The three-day initial public offering of Ortel Communications was initiated on March 3 and was subscribed 0.15 times on the first day itself. The company has already raised Rs 46 crore via anchor investment and is expected to mop-up around Rs 240 crore at the upper band by the end of the IPO.
Speaking to CNBC-TV18, Bibhu Prasad Rath, President and CEO, Ortel Communications said the company will be focusing on eaxpanding geographies post the IPO. Currently, majority of company’s customers are in Odisha. It also has minor presence in Andhra Pradesh, West Bengal and Chhattisgarh.
The regional cable TV services provider expects number of subscribers to go up post fund raising, said Rath.
Proceeds of the issue would be utilised for expansion of the company's network for providing video, data and telephony services and general corporate purpose.
Below is verbatim transcript of the interview:
Q: What’s your view on expansion going ahead because 90 percent of your customer base now comes from Odisha market and there is one concern that analysts have is too much dependency on one market? What are the expansion plans and by when do you hope to get into new cities?
A: Before answering this question I will talk a bit about the business. We are probably the first cable and broadband company on consumer facing B2C model going public. However, as consumer facing B2C, we provide service on our own last mile instead of depending on the local cable operators.
A vast majority of our customers are on our own last mile and what it does to crucial things is it captures the entire revenue stream and also on the same cable we are in a position to provide broadband services. This is little bit about the business.

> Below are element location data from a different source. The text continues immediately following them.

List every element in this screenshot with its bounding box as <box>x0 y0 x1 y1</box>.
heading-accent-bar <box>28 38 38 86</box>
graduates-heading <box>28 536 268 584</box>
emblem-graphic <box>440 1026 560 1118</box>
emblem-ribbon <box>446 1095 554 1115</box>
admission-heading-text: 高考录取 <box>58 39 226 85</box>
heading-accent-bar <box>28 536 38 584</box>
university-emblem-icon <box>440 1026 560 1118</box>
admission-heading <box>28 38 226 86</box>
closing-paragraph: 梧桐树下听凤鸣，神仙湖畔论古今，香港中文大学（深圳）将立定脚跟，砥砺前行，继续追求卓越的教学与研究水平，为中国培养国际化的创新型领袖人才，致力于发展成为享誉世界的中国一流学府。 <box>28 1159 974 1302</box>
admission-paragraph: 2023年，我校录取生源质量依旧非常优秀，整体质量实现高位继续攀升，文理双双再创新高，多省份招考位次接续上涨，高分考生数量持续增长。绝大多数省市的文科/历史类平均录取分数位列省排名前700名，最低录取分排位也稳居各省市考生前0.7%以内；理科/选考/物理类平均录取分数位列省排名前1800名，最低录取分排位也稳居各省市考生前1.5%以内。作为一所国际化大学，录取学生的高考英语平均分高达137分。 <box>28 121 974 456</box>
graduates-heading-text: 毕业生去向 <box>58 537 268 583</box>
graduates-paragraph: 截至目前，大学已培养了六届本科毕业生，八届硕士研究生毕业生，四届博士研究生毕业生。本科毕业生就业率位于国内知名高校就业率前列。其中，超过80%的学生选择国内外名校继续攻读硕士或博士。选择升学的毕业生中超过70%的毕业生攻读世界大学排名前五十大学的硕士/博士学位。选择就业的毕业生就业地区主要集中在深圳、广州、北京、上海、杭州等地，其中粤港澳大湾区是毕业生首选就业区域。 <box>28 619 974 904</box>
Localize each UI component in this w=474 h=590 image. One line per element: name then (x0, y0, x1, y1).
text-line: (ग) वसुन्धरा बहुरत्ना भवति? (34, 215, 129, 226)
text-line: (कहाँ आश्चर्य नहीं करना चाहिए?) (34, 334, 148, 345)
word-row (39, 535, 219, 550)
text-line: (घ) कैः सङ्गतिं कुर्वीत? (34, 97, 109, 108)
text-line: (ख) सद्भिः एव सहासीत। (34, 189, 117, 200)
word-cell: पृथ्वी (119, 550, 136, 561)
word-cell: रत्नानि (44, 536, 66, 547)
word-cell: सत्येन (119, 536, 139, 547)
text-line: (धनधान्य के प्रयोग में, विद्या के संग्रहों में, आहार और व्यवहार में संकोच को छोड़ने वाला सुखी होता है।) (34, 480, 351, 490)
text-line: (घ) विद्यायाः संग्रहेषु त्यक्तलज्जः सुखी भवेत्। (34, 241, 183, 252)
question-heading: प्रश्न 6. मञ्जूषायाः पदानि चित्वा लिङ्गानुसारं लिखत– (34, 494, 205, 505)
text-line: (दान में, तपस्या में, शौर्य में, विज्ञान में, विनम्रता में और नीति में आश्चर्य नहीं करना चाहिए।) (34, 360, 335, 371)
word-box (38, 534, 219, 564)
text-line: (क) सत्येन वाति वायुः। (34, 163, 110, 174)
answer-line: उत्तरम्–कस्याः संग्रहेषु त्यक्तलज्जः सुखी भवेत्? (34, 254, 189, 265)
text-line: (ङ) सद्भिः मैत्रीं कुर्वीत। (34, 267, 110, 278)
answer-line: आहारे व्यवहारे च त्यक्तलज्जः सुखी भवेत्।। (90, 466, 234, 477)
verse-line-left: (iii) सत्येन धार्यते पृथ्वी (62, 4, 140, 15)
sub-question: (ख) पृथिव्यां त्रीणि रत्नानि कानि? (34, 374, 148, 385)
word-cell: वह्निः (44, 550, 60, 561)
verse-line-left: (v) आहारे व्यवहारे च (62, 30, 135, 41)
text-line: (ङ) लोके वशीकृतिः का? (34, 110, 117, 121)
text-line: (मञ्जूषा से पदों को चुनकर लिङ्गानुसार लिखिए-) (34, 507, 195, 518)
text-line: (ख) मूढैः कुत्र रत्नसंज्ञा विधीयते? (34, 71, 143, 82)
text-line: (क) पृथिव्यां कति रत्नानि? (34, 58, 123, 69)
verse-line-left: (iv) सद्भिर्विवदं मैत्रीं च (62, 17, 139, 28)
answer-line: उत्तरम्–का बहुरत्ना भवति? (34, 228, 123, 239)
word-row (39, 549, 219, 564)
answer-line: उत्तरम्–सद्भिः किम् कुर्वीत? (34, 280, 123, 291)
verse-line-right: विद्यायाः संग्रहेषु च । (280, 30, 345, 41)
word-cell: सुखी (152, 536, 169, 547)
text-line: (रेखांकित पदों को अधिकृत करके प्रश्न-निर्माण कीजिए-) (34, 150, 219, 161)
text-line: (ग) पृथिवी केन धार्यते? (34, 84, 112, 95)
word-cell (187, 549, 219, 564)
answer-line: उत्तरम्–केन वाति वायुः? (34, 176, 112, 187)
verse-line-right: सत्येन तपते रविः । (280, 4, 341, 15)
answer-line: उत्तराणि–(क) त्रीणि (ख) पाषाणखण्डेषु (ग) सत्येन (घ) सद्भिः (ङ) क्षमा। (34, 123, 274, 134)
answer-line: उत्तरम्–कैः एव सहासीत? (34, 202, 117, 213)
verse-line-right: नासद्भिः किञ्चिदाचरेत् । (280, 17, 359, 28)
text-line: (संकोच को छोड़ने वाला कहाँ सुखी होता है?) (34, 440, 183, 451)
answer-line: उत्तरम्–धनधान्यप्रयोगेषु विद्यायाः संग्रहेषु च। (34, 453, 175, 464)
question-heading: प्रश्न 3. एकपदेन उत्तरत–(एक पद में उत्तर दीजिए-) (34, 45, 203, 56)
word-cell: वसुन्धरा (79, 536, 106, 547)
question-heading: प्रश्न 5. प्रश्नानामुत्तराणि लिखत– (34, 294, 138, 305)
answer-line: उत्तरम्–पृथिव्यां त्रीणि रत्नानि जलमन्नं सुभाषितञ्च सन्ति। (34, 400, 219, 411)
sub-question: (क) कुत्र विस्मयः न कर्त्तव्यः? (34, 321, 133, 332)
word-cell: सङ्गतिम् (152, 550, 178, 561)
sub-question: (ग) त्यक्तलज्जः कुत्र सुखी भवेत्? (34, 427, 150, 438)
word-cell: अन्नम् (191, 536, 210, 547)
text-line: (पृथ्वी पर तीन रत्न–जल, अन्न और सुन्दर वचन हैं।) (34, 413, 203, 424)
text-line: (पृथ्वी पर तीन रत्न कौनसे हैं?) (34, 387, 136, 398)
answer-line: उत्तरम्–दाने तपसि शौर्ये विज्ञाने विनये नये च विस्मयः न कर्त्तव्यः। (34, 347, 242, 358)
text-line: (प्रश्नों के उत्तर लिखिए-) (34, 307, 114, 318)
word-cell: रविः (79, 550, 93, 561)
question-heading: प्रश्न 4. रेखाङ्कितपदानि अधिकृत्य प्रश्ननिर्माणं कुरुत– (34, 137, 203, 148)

However, a large part of our customer is based in Odisha because that is where we started from but in the last few years we have expanded to neighbouring states of Chhattisgarh, Andhra Pradesh and West Bengal. I look forward to larger expansion in these three states in addition to Odisha.
Q: Investors may have two problems with your company. From the Draft Red Herring Prospectus (DRHP) we learn that you were making losses up until last year-FY14 and this is the first half where in FY15 you are likely to make a profit, a minor one of about Rs 66 lakh. There would be a worry that you are barely turning the corner and the second worry is because of that you are expensive. EV per subscriber is much higher compared to peers like Hathway Cable and Datacom or Siti Cable Network or Den Networks?
A: Let me answer that in two parts. One, coming back to the profit and loss, instead of looking at the last six months I would request the investors to look at the last two-and-a-half year. There is a trend and where it has turned the corner.
In FY13 it was a negative Rs 25 crore. In FY14 it was negative Rs 12 crore and we are bottomline positive in FY15, so there is a trend of two-and-a-half year to support the track record of performance.
However, coming back to whether the stock is expensive. We are not. I am not sure whether I can give details because of the restrictions but I would request investors to compare my September 2014 numbers with the leading listed peers and on EV/EBITDA basis we are not expensive. It is much attractive as compared to the leading listed peers. Q: Can you give us a sense of your subscription revenue trend that you expect to see from hereon? In FY14 you had about Rs 79 crore of subscription revenues, FY13 Rs 67 and FY12 Rs 65. There has been slight improvement in the last three years. Going forward how much of a growth do you see in subscription revenues?
A: Subscription revenue improvement is a function of two factors. One, there is a mix of products; there is an analog television, there is digital television and there is a broadband service and average revenue per users (ARPUs) go up as you go up on the ladder.
Therefore, as you penetrate more digital and more broadband into the system the blended ARPU goes up and hence the subscription revenue goes up, for example my current subscriber base, which is 527,000, in this 20 percent is digital and 11 percent is broadband and as these penetration ratios go up, ARPU will go up and hence subscription will automatically go up.
In addition to this post the fund raised I will expand the base; the number of subscriber will go up and that will lead to significant improvement in the subscription revenues.